Reputation: 117
I have a data frame named A which are company names and cities, like
A:
name city
IBM NY
AMZ NY
ALI SH
TAOBAO London
Also a data frame B
B:
ID NAME1 CITY1 NAME2 CITY2
1 LENVO AMZ
2 APPLE HUAWEI
3 AMZ ALI
4 XIAOMI VIVO
5 IBM GOOGLE
In data B, I have two columns of company names, accordingly, two city columns which are blank (there are 10k in my real dataset with 6 name-city pairs) , what I want is that get the city name in dataset B from dataset A based on the name match, which the result C should be as below in this example: C
ID NAME1 CITY1 NAME2 CITY2
1 LENVO AMZ NY
2 APPLE HUAWEI
3 AMZ NY ALI SH
4 XIAOMI TAOBAO London
5 IBM NY GOOGLE
how to make it? Thanks in advance for any suggestion!
Upvotes: 1
Views: 56
Reputation: 3888
Using pivot_longer
/pivot_wider
library(tidyverse)
df %>%
select(-starts_with("CITY")) %>%
pivot_longer(!ID, names_prefix="NAME") %>%
left_join(df_cities, by=c("value"="name")) %>%
pivot_wider(values_from=c("value", "city"))
Joining, by = "name"
# A tibble: 5 x 5
ID name_1 name_2 city_1 city_2
<int> <fct> <fct> <fct> <fct>
1 1 LENVO AMZ NA NY
2 2 APPLE HUAWEI NA NA
3 3 AMZ ALI NY SH
4 4 XIAOMI VIVO NA NA
5 5 IBM GOOGLE NY NA
read.table(text="name city
IBM NY
AMZ NY
ALI SH
TAOBAO London", header=T) -> df_cities
read.table(text="ID NAME1 CITY1 NAME2 CITY2
1 LENVO '' AMZ ''
2 APPLE '' HUAWEI ''
3 AMZ '' ALI ''
4 XIAOMI '' VIVO ''
5 IBM '' GOOGLE ''", header=T) -> df
Upvotes: 0
Reputation: 388862
You can use match
over 'NAME' columns to get corresponding city
names from A
dataframe.
city_cols <- grep('CITY', names(B))
name_cols <- grep('NAME', names(B))
B[cols] <- lapply(B[name_cols], function(x) A$city[match(x, A$name)])
B
# ID NAME1 CITY1 NAME2 CITY2
#1 1 LENVO <NA> AMZ NY
#2 2 APPLE <NA> HUAWEI <NA>
#3 3 AMZ NY ALI SH
#4 4 XIAOMI <NA> VIVO <NA>
#5 5 IBM NY GOOGLE <NA>
data
A <- structure(list(name = c("IBM", "AMZ", "ALI", "TAOBAO"), city = c("NY",
"NY", "SH", "London")), class = "data.frame", row.names = c(NA, -4L))

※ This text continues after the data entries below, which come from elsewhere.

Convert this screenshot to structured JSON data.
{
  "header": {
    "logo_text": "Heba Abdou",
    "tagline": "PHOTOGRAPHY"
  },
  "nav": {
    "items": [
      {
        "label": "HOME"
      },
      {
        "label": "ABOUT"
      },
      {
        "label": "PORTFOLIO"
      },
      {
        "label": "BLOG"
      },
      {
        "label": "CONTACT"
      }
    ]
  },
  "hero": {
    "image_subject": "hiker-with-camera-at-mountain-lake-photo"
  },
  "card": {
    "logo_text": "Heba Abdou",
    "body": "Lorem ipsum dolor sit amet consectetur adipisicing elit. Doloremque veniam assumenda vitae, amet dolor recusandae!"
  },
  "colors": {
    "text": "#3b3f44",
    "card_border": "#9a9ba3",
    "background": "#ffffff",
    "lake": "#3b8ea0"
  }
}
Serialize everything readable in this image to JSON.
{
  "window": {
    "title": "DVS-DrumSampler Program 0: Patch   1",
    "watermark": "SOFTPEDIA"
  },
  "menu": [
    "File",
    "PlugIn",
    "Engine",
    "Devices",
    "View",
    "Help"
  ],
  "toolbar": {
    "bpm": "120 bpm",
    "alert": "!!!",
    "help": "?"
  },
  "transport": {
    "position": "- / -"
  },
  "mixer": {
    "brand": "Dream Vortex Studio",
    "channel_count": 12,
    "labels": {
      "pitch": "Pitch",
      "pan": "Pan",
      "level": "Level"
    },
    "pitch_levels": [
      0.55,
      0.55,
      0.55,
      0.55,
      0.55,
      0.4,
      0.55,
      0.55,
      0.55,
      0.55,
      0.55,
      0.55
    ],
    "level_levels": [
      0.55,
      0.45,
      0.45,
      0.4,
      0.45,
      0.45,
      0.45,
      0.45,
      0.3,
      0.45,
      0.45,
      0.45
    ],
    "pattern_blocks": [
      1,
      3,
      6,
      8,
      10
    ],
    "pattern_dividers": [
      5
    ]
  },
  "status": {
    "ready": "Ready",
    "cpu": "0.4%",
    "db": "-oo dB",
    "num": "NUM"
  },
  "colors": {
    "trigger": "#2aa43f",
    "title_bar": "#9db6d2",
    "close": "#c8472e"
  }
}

B <- structure(list(ID = 1:5, NAME1 = c("LENVO", "APPLE", "AMZ", "XIAOMI",
"IBM"), CITY1 = c("", "", "", "", ""), NAME2 = c("AMZ", "HUAWEI",
"ALI", "VIVO", "GOOGLE"), CITY2 = c("", "", "", "", "")),
row.names = c(NA, -5L), class = "data.frame")
Upvotes: 1
Reputation: 160417
B <- merge(B, A, by.x = "NAME1", by.y = "name", all.x = TRUE)
B$CITY1 <- B$city
B$city <- NULL
B <- merge(B, A, by.x = "NAME2", by.y = "name", all.x = TRUE)
B$CITY2 <- B$city
B$city <- NULL
B
# NAME2 NAME1 ID CITY1 CITY2
# 1 ALI AMZ 3 NY SH
# 2 AMZ LENVO 1 <NA> NY
# 3 GOOGLE IBM 5 NY <NA>
# 4 HUAWEI APPLE 2 <NA> <NA>
# 5 VIVO XIAOMI 4 <NA> <NA>
B <- B[,c("ID", "NAME1", "CITY1", "NAME2", "CITY2")]
B <- B[order(B$ID),]
B
# ID NAME1 CITY1 NAME2 CITY2
# 2 1 LENVO <NA> AMZ NY
# 4 2 APPLE <NA> HUAWEI <NA>
# 1 3 AMZ NY ALI SH
# 5 4 XIAOMI <NA> VIVO <NA>
# 3 5 IBM NY GOOGLE <NA>
library(dplyr)
left_join(B, A, by = c("NAME1" = "name")) %>%
mutate(CITY1 = city) %>%
select(-city) %>%
left_join(A, by = c("NAME2" = "name")) %>%
mutate(CITY2 = city) %>%
select(-city)
# ID NAME1 CITY1 NAME2 CITY2
# 1 1 LENVO <NA> AMZ NY
# 2 2 APPLE <NA> HUAWEI <NA>
# 3 3 AMZ NY ALI SH
# 4 4 XIAOMI <NA> VIVO <NA>
# 5 5 IBM NY GOOGLE <NA>
Upvotes: 1